Tired Of Your Job? Why You Might Want To Stay A While

Posted in Uncategorized at 20:29 by lnxwalt

Should You Stay At Your Cushy Job? | MyWifeQuitHerJob.com

I was chatting with a close friend of mine over the weekend about complacency at the workplace. Turns out that he recently quit his job to join a company that builds completely different products than his last firm. While the nature of his work will be fairly similar, the culture and pace of his new company will be a brand new experience. Inevitably, he will have to work longer hours as well.

So I asked him why he changed jobs. After all, he has a wife and child at home whom he loves spending time with. His former job was a 9-5 type job that lent him plenty of time at night to hang out with his family. In addition, he never had to work weekends and the job itself was pretty low stress. Why did he give all of that up for a new job where he’ll have to work many more hours and re-establish himself? Why did he sacrifice the additional family time for a new job that is more demanding?

Steve’s conclusion, not surprisingly, is that staying in your job and working on your own business on the side is the right decision. In general, I would agree, subject to this: working for yourself is not necessarily about establishing a business that you own. It is about taking responsibility for your own career, your own financial future, and your own economic condition. Just as we can never depend upon the government to take care of our needs, we should never depend upon an outside employer. Therefore, your job should always be considered a contract that you are working on for your real employer, yourself.

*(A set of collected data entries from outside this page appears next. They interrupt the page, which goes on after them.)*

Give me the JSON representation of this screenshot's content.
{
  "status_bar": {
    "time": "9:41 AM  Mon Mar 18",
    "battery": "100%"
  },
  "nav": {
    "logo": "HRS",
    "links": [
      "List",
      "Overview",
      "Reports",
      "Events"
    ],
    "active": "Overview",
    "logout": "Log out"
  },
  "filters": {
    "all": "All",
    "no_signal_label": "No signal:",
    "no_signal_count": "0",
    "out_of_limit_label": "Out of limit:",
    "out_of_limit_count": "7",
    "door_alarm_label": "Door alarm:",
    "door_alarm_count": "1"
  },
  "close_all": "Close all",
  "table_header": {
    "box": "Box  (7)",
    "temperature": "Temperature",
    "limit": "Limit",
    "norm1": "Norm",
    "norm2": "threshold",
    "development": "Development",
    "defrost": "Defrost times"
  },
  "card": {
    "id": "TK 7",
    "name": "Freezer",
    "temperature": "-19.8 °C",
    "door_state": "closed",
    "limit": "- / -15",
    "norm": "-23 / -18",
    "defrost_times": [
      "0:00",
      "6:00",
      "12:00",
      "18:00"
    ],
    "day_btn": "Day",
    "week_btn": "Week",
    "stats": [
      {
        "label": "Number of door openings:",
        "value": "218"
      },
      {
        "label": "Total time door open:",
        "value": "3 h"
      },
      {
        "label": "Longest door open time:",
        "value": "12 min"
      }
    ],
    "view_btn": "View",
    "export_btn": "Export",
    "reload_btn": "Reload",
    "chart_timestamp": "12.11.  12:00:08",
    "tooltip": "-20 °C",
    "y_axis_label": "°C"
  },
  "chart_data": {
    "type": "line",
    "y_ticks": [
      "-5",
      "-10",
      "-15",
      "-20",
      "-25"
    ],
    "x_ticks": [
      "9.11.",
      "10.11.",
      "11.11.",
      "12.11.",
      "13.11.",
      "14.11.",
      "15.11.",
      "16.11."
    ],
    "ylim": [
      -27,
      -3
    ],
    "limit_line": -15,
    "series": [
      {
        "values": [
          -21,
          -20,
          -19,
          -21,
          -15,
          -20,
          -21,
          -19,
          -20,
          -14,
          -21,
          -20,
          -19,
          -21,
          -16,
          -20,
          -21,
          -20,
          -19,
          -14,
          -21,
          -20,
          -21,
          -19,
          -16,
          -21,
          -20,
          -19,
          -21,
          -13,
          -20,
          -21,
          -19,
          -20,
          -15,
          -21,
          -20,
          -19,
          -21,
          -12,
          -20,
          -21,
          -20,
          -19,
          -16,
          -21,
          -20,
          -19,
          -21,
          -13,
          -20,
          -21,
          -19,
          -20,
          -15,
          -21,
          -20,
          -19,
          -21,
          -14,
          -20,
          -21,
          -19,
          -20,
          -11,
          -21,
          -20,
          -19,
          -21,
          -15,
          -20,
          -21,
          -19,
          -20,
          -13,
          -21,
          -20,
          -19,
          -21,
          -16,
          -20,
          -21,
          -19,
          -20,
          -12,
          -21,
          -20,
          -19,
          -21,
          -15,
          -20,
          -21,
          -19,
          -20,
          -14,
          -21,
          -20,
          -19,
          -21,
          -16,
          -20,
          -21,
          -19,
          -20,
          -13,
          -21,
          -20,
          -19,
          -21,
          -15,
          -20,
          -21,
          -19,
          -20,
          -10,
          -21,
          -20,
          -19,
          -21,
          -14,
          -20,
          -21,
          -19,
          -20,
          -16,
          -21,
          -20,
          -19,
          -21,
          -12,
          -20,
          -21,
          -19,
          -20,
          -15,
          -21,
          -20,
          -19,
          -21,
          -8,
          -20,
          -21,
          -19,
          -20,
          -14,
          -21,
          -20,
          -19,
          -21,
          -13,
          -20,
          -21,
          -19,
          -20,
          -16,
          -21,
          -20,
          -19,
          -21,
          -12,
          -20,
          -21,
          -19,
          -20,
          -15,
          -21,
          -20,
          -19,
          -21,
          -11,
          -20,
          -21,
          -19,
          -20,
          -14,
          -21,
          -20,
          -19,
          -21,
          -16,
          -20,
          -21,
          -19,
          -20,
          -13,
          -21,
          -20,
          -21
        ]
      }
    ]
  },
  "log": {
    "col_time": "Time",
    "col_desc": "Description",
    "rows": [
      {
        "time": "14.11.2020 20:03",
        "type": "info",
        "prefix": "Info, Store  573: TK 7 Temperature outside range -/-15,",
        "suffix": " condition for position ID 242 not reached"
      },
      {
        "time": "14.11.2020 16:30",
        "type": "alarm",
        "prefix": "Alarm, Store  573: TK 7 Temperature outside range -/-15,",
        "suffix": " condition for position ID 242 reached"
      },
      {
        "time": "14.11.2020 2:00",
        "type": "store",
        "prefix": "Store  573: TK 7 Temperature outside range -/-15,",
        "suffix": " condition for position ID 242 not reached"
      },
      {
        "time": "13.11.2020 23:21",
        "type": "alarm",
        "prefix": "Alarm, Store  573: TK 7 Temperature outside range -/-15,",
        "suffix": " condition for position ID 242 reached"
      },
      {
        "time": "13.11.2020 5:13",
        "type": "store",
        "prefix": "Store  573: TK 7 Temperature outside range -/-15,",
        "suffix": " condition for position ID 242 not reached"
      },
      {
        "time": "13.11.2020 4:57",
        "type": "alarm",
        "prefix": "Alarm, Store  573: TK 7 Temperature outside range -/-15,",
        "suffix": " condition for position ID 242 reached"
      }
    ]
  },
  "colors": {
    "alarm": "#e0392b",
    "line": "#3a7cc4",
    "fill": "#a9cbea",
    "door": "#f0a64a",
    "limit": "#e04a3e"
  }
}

We had this conversation at home recently. MJ left his employer because they refused to work with his college schedule. (I realize that “MJ” these days is usually used to refer to the recently-deceased Michael Jackson, but I have a MJ at home.) He is looking for a replacement job. Anyway, someone sent me an article about a guy who started his own business after employers refused to hire him, but used his ideas (set out during job interviews) in their businesses. I said that MJ needed to read it, and I was instructed that “not everyone should start their own businesses”. This is 100% true. Otherwise all businesses would be sole proprietorships. But no one should be fully-dependent upon his employer’s good will. We must always remain aware that employers’ interest in you is only about their own benefit. It is up to you to provide a way to take care of yourself when your employer decides you are no longer more useful than other alternatives would be.

There is another thing to consider. In job-scarce situations, such as many smaller communities and urban areas right now, leaving because you are bored or because you can get a better deal elsewhere is likely to affect your future prospects. I am not advising that you stay in a bad job situation if there is a better alternative, but I am saying that you have to manage your own career and consider how every move affects your own present and future. No one else can do it for you, nor should you want them to do so. Be wary of any employer, government leader, or paid advisor that wants to manage your affairs for you. No one is as motivated to take care of your needs as you are.

And for those whose ambition is to own your own business, Steve is 100% correct in saying that you need to take advantage of a stable situation to build your own enterprise and support your own future.